Страница 7 из 37
3
Должно быть, надзиратель после первой ночи, которую я провел в камере, разбудил меня очень рано. А может, время превращается в нить шелкопряда еще и потому, что уже отказываешься от будущего. Однако даже последний день уже ушел куда-то далеко-далеко.

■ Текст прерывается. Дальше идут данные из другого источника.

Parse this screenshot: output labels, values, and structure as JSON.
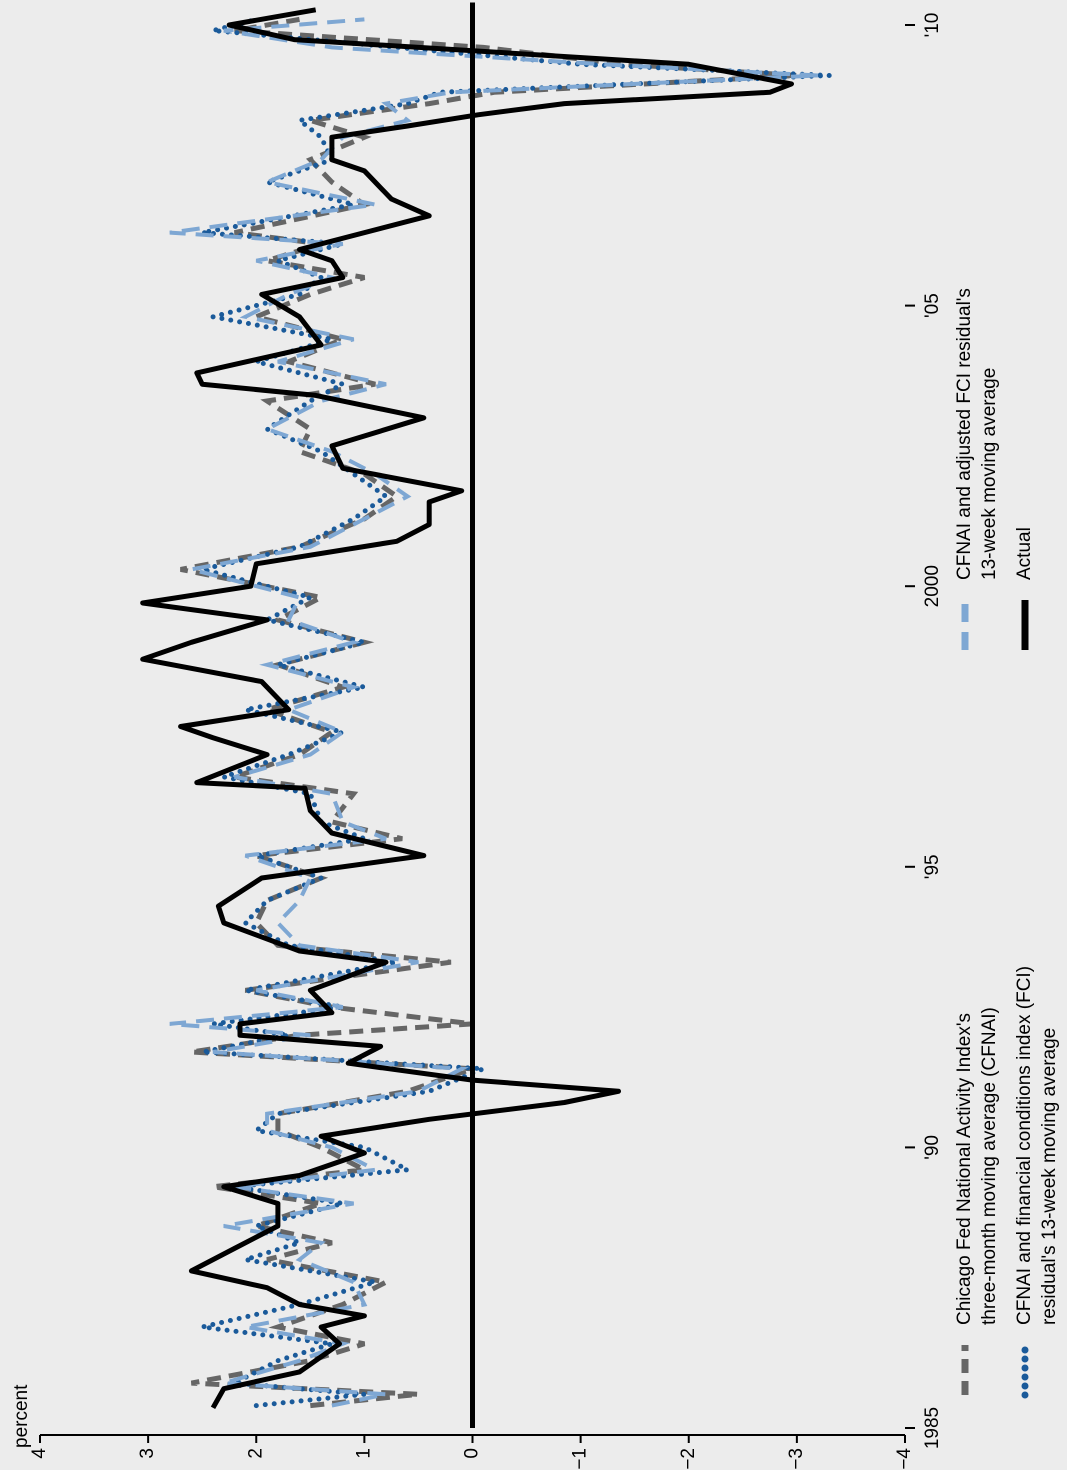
{
  "chart_data": {
    "type": "line",
    "y_label": "percent",
    "xlim": [
      1985,
      2010.4
    ],
    "xticks": [
      1985,
      {
        "value": 1990,
        "label": "'90"
      },
      {
        "value": 1995,
        "label": "'95"
      },
      2000,
      {
        "value": 2005,
        "label": "'05"
      },
      {
        "value": 2010,
        "label": "'10"
      }
    ],
    "ylim": [
      -4,
      4
    ],
    "yticks": [
      4,
      3,
      2,
      1,
      0,
      {
        "value": -1,
        "label": "−1"
      },
      {
        "value": -2,
        "label": "−2"
      },
      {
        "value": -3,
        "label": "−3"
      },
      {
        "value": -4,
        "label": "−4"
      }
    ],
    "reference_line": 0,
    "series": [
      {
        "name": "Chicago Fed National Activity Index's\nthree-month moving average (CFNAI)",
        "color": "#666666",
        "line_style": "dashed",
        "x": [
          1985.4,
          1985.6,
          1985.8,
          1986.2,
          1986.5,
          1986.8,
          1987.2,
          1987.6,
          1988.0,
          1988.3,
          1988.6,
          1989.0,
          1989.3,
          1989.6,
          1990.0,
          1990.3,
          1990.6,
          1991.0,
          1991.4,
          1991.7,
          1992.0,
          1992.2,
          1992.5,
          1992.8,
          1993.3,
          1993.6,
          1994.0,
          1994.4,
          1994.8,
          1995.2,
          1995.5,
          1995.8,
          1996.3,
          1996.6,
          1997.0,
          1997.4,
          1997.8,
          1998.2,
          1998.6,
          1999.0,
          1999.4,
          1999.8,
          2000.3,
          2000.7,
          2001.2,
          2001.6,
          2002.0,
          2002.4,
          2002.8,
          2003.3,
          2003.6,
          2004.0,
          2004.4,
          2004.8,
          2005.2,
          2005.5,
          2005.8,
          2006.1,
          2006.3,
          2006.8,
          2007.2,
          2007.6,
          2008.0,
          2008.3,
          2008.6,
          2008.8,
          2009.1,
          2009.3,
          2009.6,
          2009.9,
          2010.1
        ],
        "values": [
          1.5,
          0.5,
          2.6,
          1.5,
          1.0,
          1.8,
          1.2,
          0.8,
          1.9,
          1.3,
          2.0,
          1.4,
          2.4,
          1.0,
          1.4,
          1.8,
          1.8,
          0.6,
          0.0,
          2.6,
          1.6,
          0.0,
          1.3,
          2.1,
          0.2,
          1.8,
          2.0,
          1.9,
          1.4,
          2.0,
          0.65,
          1.3,
          1.1,
          2.2,
          1.6,
          1.3,
          1.9,
          1.2,
          1.8,
          1.0,
          1.8,
          1.4,
          2.7,
          1.6,
          1.0,
          0.7,
          1.0,
          1.6,
          1.5,
          1.9,
          0.9,
          1.7,
          1.2,
          2.0,
          1.5,
          1.0,
          1.9,
          1.4,
          2.2,
          1.0,
          1.3,
          1.5,
          1.0,
          1.5,
          0.4,
          -0.2,
          -3.0,
          -1.4,
          -0.1,
          2.2,
          1.6
        ]
      },
      {
        "name": "CFNAI and financial conditions index (FCI)\nresidual's 13-week moving average",
        "color": "#1a5a9a",
        "line_style": "dotted",
        "x": [
          1985.4,
          1985.6,
          1985.8,
          1986.2,
          1986.5,
          1986.8,
          1987.2,
          1987.6,
          1988.0,
          1988.3,
          1988.6,
          1989.0,
          1989.3,
          1989.6,
          1990.0,
          1990.3,
          1990.6,
          1991.0,
          1991.4,
          1991.7,
          1992.0,
          1992.2,
          1992.5,
          1992.8,
          1993.3,
          1993.6,
          1994.0,
          1994.4,
          1994.8,
          1995.2,
          1995.5,
          1995.8,
          1996.3,
          1996.6,
          1997.0,
          1997.4,
          1997.8,
          1998.2,
          1998.6,
          1999.0,
          1999.4,
          1999.8,
          2000.3,
          2000.7,
          2001.2,
          2001.6,
          2002.0,
          2002.4,
          2002.8,
          2003.3,
          2003.6,
          2004.0,
          2004.4,
          2004.8,
          2005.2,
          2005.5,
          2005.8,
          2006.1,
          2006.3,
          2006.8,
          2007.2,
          2007.6,
          2008.0,
          2008.3,
          2008.6,
          2008.8,
          2009.1,
          2009.3,
          2009.6,
          2009.9,
          2010.1
        ],
        "values": [
          2.0,
          1.0,
          2.2,
          1.8,
          1.3,
          2.5,
          1.6,
          0.9,
          2.1,
          1.6,
          2.0,
          1.2,
          2.2,
          0.6,
          1.0,
          2.0,
          1.8,
          0.4,
          -0.1,
          2.5,
          1.7,
          2.4,
          1.2,
          2.1,
          0.7,
          1.7,
          2.1,
          1.9,
          1.4,
          2.0,
          1.0,
          1.4,
          1.5,
          2.3,
          1.7,
          1.2,
          2.1,
          1.0,
          1.8,
          1.0,
          1.9,
          1.5,
          2.5,
          1.6,
          1.1,
          0.8,
          1.1,
          1.4,
          1.9,
          1.5,
          1.2,
          2.0,
          1.3,
          2.4,
          1.6,
          1.4,
          1.8,
          1.2,
          2.5,
          1.1,
          1.9,
          1.3,
          1.4,
          1.6,
          0.6,
          0.3,
          -3.3,
          -1.0,
          0.7,
          2.4,
          2.0
        ]
      },
      {
        "name": "CFNAI and adjusted FCI residual's\n13-week moving average",
        "color": "#7ea7d3",
        "line_style": "dashed",
        "x": [
          1985.4,
          1985.6,
          1985.8,
          1986.2,
          1986.5,
          1986.8,
          1987.2,
          1987.6,
          1988.0,
          1988.3,
          1988.6,
          1989.0,
          1989.3,
          1989.6,
          1990.0,
          1990.3,
          1990.6,
          1991.0,
          1991.4,
          1991.7,
          1992.0,
          1992.2,
          1992.5,
          1992.8,
          1993.3,
          1993.6,
          1994.0,
          1994.4,
          1994.8,
          1995.2,
          1995.5,
          1995.8,
          1996.3,
          1996.6,
          1997.0,
          1997.4,
          1997.8,
          1998.2,
          1998.6,
          1999.0,
          1999.4,
          1999.8,
          2000.3,
          2000.7,
          2001.2,
          2001.6,
          2002.0,
          2002.4,
          2002.8,
          2003.3,
          2003.6,
          2004.0,
          2004.4,
          2004.8,
          2005.2,
          2005.5,
          2005.8,
          2006.1,
          2006.3,
          2006.8,
          2007.2,
          2007.6,
          2008.0,
          2008.3,
          2008.6,
          2008.8,
          2009.1,
          2009.3,
          2009.6,
          2009.9,
          2010.1
        ],
        "values": [
          1.3,
          0.8,
          2.3,
          1.6,
          1.2,
          2.1,
          1.0,
          1.1,
          1.6,
          1.4,
          2.3,
          1.1,
          2.2,
          0.9,
          1.3,
          1.9,
          1.9,
          0.5,
          0.1,
          2.4,
          1.5,
          2.8,
          1.2,
          2.0,
          0.5,
          1.6,
          1.8,
          1.6,
          1.5,
          2.1,
          0.8,
          1.2,
          1.3,
          2.2,
          1.5,
          1.2,
          1.7,
          1.1,
          1.9,
          1.1,
          1.7,
          1.6,
          2.6,
          1.5,
          1.0,
          0.6,
          0.9,
          1.3,
          1.9,
          1.4,
          0.8,
          1.8,
          1.1,
          2.1,
          1.7,
          1.3,
          2.0,
          1.2,
          2.8,
          0.9,
          1.9,
          1.4,
          1.2,
          0.6,
          0.8,
          0.2,
          -3.2,
          -1.2,
          1.3,
          2.3,
          1.0
        ]
      },
      {
        "name": "Actual",
        "color": "#000000",
        "line_style": "solid",
        "x": [
          1985.36,
          1985.7,
          1986.0,
          1986.5,
          1986.8,
          1987.0,
          1987.2,
          1987.5,
          1987.8,
          1988.2,
          1988.6,
          1989.0,
          1989.3,
          1989.5,
          1989.9,
          1990.2,
          1990.5,
          1990.8,
          1991.0,
          1991.2,
          1991.5,
          1991.8,
          1992.0,
          1992.2,
          1992.4,
          1992.8,
          1993.3,
          1993.5,
          1994.0,
          1994.3,
          1994.8,
          1995.2,
          1995.6,
          1996.0,
          1996.4,
          1996.5,
          1997.0,
          1997.3,
          1997.5,
          1997.8,
          1998.3,
          1998.7,
          1999.0,
          1999.4,
          1999.7,
          2000.0,
          2000.4,
          2000.8,
          2001.1,
          2001.5,
          2001.7,
          2002.1,
          2002.5,
          2003.0,
          2003.4,
          2003.6,
          2003.8,
          2004.3,
          2004.8,
          2005.2,
          2005.5,
          2005.8,
          2006.0,
          2006.6,
          2006.9,
          2007.4,
          2007.6,
          2008.0,
          2008.2,
          2008.4,
          2008.6,
          2008.8,
          2008.95,
          2009.3,
          2009.74,
          2010.0,
          2010.27
        ],
        "values": [
          2.4,
          2.3,
          1.6,
          1.23,
          1.4,
          1.0,
          1.6,
          1.9,
          2.6,
          2.2,
          1.8,
          1.8,
          2.3,
          1.6,
          1.0,
          1.4,
          0.4,
          -0.85,
          -1.35,
          0.0,
          1.15,
          0.85,
          2.15,
          2.15,
          1.3,
          1.5,
          0.8,
          1.6,
          2.3,
          2.35,
          1.95,
          0.45,
          1.3,
          1.5,
          1.55,
          2.55,
          1.9,
          2.4,
          2.7,
          1.7,
          1.95,
          3.05,
          2.6,
          1.9,
          3.05,
          2.05,
          2.0,
          0.7,
          0.4,
          0.4,
          0.1,
          1.2,
          1.3,
          0.45,
          1.45,
          2.5,
          2.55,
          1.4,
          1.6,
          1.95,
          1.2,
          1.3,
          1.6,
          0.4,
          0.75,
          1.0,
          1.3,
          1.3,
          0.6,
          -0.05,
          -0.85,
          -2.75,
          -2.95,
          -2.0,
          1.65,
          2.25,
          1.45
        ]
      }
    ]
  }
}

Увидев вчера из окна машины клаузенбургское отделение Секуритате, я страшно удивился. Оказалось, что оно располагается в переоборудованном просторном здании школы на улице Карла Маркса. А здание это помещается напротив дома, где в студенческие годы жила Аннемари Шёнмунд, моя прежняя возлюбленная. Я бывал у нее каждый день, частенько по вечерам, иногда и ночью, а потом все кончилось. На какое-то мгновение, пока машина тормозила, мне показалось, что я почувствовал тяжелый аромат жасмина и острый запах раздавленной перечной мяты, а взгляд мой искал над дощатым забором голые ветви сирени, скрывавшей наши свидания.
С прошлого ноября я больше не виделся с этой женщиной. Изгнал самую мысль о ней. Когда развеялось благоухание жасмина и мяты, опали листья сирени, истлели и воспоминания о жарких тайнах, о ласках в сумерках и о любовных играх в ночную пору. Но кончики моих пальцев сохранили память о ней.
Машина затормозила прямо у ее дома, агент, сидевший рядом с шофером, вышел, словно желая проверить, точно ли мы приехали по нужному адресу, и я окончательно убедился, что мой арест как-то связан с Аннемари. Здесь, у ворот ее квартирных хозяев, мы попрощались год тому назад, хотя она еще не сказала тогда, что хочет со мной расстаться. Я вздохнул с облегчением, когда наш автомобиль свернул в подворотню напротив, в бывший школьный двор, где перед нами бесшумно, словно сами собой, распахнулись и затворились огромные стальные ворота.
Вокруг не было ни души.
Меня вытащили из машины и повели в подвал Секуритате.
Здесь впервые мне пришлось вытерпеть обыск, который этим людям не надоедало проводить раз за разом: они глазели на меня, раздетого догола, лезли во все щели и отверстия моего тела, обнюхивали белье. Нагоняли на меня страх, пока у меня не взмокли подмышки. И в конце концов составили список отнятых у меня предметов, сопроводив его насмешливыми комментариями. Тон задавал пожилой лейтенант с волосами мышиного цвета. Дойдя до моих сигарет, он рассмеялся:
– Надо же, «Republicane»! Это уже подозрительно.
– Почему? – спросил я.
– Ты здесь не имеешь права задавать вопросы, вопросы задаем мы. Ты же точно знаешь, что раньше эта марка называлась «Royal», королевский сорт.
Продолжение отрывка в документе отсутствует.